The deployment wizard internally creates InferenceService custom resource (CR) for KServe in Red Hat OpenShift AI. Once created, the KServe controller detects it and generates the required resources such as Deployments, Services and Pods necessary for model serving. InferenceService will be explained in detail below.
Deploy and verify
1. Select Deploy to submit the deployment.
2. Monitor the status on the Deployments tab. When the status becomes Available, the inference endpoint URL appears in the Inference endpoints column.
3. Optionally, open the pod terminal in the OpenShift console and run rbln-smi to confirm that the Rebellions NPU is recognized inside the serving container.

InferenceService¶

An InferenceService defines a model-serving deployment: it routes requests to the selected runtime, applies the configured hardware profile, and exposes REST or gRPC endpoints. It typically specifies:

Model location and format
The ServingRuntime to use
The HardwareProfile to be applied
Whether passthrough routing is enabled for REST or gRPC
HTTP or gRPC access settings for the deployed model

There are two ways to create InferenceService.

Using the OpenShift AI UI: In a Project, open the Deployment tab and select Deploy a model. The wizard automatically creates an InferenceService CR.
Using YAML: Apply a manifest directly:

oc apply -f <inferenceservice.yaml>

The following example shows an RBLN InferenceService that deploys a Qwen3 model with the vLLM-based runtime.

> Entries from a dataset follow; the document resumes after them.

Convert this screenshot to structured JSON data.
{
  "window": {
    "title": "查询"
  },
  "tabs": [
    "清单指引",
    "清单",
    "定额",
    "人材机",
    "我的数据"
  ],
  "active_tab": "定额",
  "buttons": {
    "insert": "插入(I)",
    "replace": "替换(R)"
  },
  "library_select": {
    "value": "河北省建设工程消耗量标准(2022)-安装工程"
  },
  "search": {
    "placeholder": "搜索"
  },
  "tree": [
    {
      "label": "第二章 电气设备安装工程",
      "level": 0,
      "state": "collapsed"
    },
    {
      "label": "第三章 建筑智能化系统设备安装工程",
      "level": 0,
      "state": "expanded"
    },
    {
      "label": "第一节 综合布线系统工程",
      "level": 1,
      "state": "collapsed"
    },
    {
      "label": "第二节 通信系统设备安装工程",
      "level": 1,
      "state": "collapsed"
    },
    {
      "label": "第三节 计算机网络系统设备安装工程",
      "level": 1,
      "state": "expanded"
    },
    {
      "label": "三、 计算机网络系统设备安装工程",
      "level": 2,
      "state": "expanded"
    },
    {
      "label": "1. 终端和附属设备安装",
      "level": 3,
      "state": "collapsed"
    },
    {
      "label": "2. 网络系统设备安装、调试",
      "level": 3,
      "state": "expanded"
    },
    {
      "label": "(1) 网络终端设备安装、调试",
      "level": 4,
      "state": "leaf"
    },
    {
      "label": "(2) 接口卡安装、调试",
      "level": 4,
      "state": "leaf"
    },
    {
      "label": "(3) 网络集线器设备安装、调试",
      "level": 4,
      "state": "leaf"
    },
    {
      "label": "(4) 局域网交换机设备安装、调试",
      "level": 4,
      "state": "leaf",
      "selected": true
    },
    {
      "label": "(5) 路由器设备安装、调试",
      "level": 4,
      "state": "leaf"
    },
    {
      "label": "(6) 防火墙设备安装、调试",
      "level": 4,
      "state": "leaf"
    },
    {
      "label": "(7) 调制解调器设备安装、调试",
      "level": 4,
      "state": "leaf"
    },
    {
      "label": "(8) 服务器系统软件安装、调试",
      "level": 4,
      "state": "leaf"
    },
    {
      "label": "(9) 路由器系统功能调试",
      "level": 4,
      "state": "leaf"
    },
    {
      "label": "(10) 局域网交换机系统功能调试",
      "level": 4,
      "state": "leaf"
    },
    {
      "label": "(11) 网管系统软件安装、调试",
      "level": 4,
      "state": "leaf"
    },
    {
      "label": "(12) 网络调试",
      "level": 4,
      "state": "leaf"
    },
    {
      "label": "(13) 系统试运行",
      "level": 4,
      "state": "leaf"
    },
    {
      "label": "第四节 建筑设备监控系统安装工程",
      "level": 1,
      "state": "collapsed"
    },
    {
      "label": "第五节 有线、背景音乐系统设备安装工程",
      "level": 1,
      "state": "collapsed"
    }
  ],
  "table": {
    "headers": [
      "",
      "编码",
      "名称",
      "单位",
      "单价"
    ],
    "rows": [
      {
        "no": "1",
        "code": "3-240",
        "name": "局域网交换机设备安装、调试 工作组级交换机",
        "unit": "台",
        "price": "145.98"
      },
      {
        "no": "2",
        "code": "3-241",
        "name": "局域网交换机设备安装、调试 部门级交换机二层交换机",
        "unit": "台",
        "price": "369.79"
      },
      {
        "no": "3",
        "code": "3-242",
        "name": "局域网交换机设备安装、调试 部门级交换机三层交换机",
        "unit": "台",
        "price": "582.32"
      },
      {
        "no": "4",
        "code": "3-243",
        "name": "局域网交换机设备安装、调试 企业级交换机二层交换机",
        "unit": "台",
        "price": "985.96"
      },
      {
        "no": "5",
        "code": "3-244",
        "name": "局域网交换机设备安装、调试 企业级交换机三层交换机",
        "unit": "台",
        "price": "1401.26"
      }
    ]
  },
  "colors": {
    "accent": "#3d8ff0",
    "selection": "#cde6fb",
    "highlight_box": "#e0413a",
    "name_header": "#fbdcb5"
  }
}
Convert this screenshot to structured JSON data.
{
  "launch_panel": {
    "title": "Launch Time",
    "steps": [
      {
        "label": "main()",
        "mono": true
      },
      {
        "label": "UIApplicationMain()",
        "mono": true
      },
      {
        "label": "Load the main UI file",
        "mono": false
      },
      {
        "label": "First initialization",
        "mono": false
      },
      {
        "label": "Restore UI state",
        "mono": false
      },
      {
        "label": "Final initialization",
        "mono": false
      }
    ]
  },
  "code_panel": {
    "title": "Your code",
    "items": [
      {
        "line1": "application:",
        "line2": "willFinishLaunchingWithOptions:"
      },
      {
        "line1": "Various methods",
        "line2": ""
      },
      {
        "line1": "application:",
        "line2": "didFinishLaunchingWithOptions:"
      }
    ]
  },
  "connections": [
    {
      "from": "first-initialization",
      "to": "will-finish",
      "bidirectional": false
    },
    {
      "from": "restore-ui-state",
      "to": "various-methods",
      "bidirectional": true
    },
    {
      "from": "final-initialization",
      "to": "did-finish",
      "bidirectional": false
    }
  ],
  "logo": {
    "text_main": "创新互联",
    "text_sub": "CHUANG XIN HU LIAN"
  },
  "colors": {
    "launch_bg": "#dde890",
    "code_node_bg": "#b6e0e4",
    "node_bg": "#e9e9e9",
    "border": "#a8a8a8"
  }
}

apiVersion: serving.kserve.io/v1beta1
kind: InferenceService
metadata:
  name: qwen3-06b
  namespace: test-vllm
  annotations:
    serving.kserve.io/deploymentMode: RawDeployment
    opendatahub.io/hardware-profile-name: rebellions-npu
    opendatahub.io/hardware-profile-namespace: redhat-ods-applications
    opendatahub.io/model-type: generative
    security.opendatahub.io/enable-auth: "false"
    haproxy.router.openshift.io/timeout: 3000s
    serving.kserve.io/stop: "false"
  labels:
    opendatahub.io/dashboard: "true"
    networking.kserve.io/visibility: "exposed"
spec:
  predictor:
    automountServiceAccountToken: false
    maxReplicas: 1
    minReplicas: 1
    model:
      modelFormat:
        name: vLLM
      runtime: qwen3-06b
      storageUri: hf://Qwen/Qwen3-0.6B
      args:
        - "--block-size=4096"
        - "--enable-chunked-prefill"
        - "--max-num-batched-tokens=128"
        - "--max-num-seqs=1"
      env:
        - name: OMP_NUM_THREADS
          value: "2"
        - name: VLLM_RBLN_NUM_DEVICES_PER_LOCAL_RANK
          value: "1"
      resources:
        requests:
          cpu: 6
          memory: 100Gi
          rebellions.ai/npu: 1
        limits:
          cpu: 6
          memory: 100Gi
          rebellions.ai/npu: 1

After InferenceService CR is deployed, proper functioning can be checked by the following command.

curl https://qwen3-06b-test-vllm.<your-domain>/v1/chat/completions -v -k  \
  -H "Content-Type: application/json" \
  -d '{
    "model": "qwen3-06b",
    "messages": [{"role":"user","content":"Hello, who are you?"}],
    "max_tokens": 100
  }'

Notes¶

Compilation and warm-up are required for model serving in vLLM RBLN. These run automatically at engine startup when the first request is processed (for example. when LLM(...) is initialized).
The first startup is slower because graph compilation and warm-up are performed.
Subsequent runs reuse cached binaries by default (under $VLLM_CACHE_ROOT/rbln, typically ~/.cache/vllm/rbln).
Changing model or runtime shape parameters (for example, max_num_seqs, max_num_batched_tokens, or block_size) may trigger additional compilation.